Microsoft lists the following affected platforms:
- Client: Windows 11, version 21H2; Windows 10, version 21H2; Windows 10, version 21H1; Windows 10, version 20H2; Windows 10 Enterprise LTSC 2019; Windows 10 Enterprise LTSC 2016; Windows 10 Enterprise 2015 LTSB; Windows 8.1
- Server: Windows Server 2022; Windows Server, version 20H2; Windows Server 2019; Windows Server 2016; Windows Server 2012 R2; Windows Server 2012
Bootloader update removes error 0x800f0922
Microsoft notes that mitigating the issue is possible by updating the UEFI version to the latest version from the vendor.
Researchers at Eclypsium recommend organizations check if the bootloaders on their systems are vulnerable before trying to update the DBX revocation list.

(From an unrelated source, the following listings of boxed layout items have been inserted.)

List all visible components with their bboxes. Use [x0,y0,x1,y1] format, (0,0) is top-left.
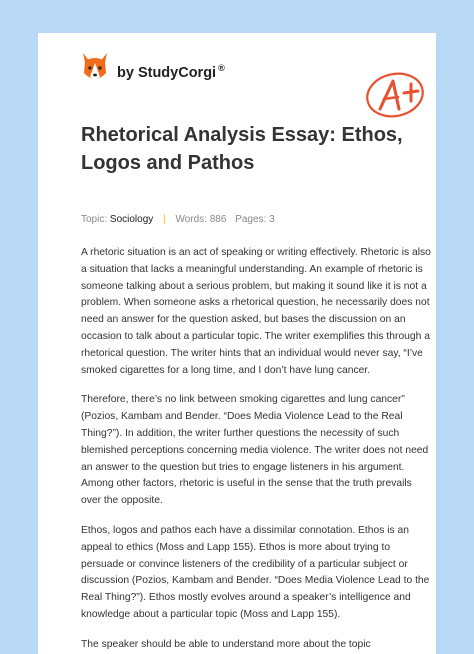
registered-mark: ® [218,63,225,73]
paragraph: Therefore, there’s no link between smoking cigarettes and lung cancer” (Pozios, Kambam and Bender. “Does Media Violence Lead to the Real Thing?”). In addition, the writer further questions the necessity of such blemished perceptions concerning media violence. The writer does not need an answer to the question but tries to engage listeners in his argument. Among other factors, rhetoric is useful in the sense that the truth prevails over the opposite. [81,394,429,507]
page-count: Pages: 3 [235,214,275,225]
document-card [38,33,436,654]
meta-separator: | [163,214,166,225]
brand-name[interactable]: by StudyCorgi ® [117,63,225,81]
paragraph: The speaker should be able to understand more about the topic [81,638,371,650]
corgi-logo-icon[interactable] [79,51,111,85]
paragraph: A rhetoric situation is an act of speaking or writing effectively. Rhetoric is also a situation that lacks a meaningful understanding. An example of rhetoric is someone talking about a serious problem, but making it sound like it is not a problem. When someone asks a rhetorical question, he necessarily does not need an answer for the question asked, but bases the discussion on an occasion to talk about a particular topic. The writer exemplifies this through a rhetorical question. The writer hints that an individual would never say, “I’ve smoked cigarettes for a long time, and I don’t have lung cancer. [81,247,431,376]
essay-title: Rhetorical Analysis Essay: Ethos, Logos and Pathos [81,124,403,174]
word-count: Words: 886 [175,214,227,225]
a-plus-grade-icon [364,71,436,123]
essay-meta [81,214,275,225]
topic-label: Topic: [81,214,108,225]
paragraph: Ethos, logos and pathos each have a dissimilar connotation. Ethos is an appeal to ethics (Moss and Lapp 155). Ethos is more about trying to persuade or convince listeners of the credibility of a particular subject or discussion (Pozios, Kambam and Bender. “Does Media Violence Lead to the Real Thing?”). Ethos mostly evolves around a speaker’s intelligence and knowledge about a particular topic (Moss and Lapp 155). [81,524,430,620]
header [38,33,436,113]
essay-body [81,245,433,654]
topic-link[interactable]: Sociology [109,214,154,225]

Bootloaders are typically stored in the EFI System Partition, which can be mounted on both Windows and Linux to inspect their version and learn if they are vulnerable or not.
The researchers warn that updating the DBX revocation list on systems with vulnerable bootloaders, where this is possible, will lead to device boot failure.
Updating DBX is recommended only after making sure that the device is running a non-vulnerable bootloader version from the vendor.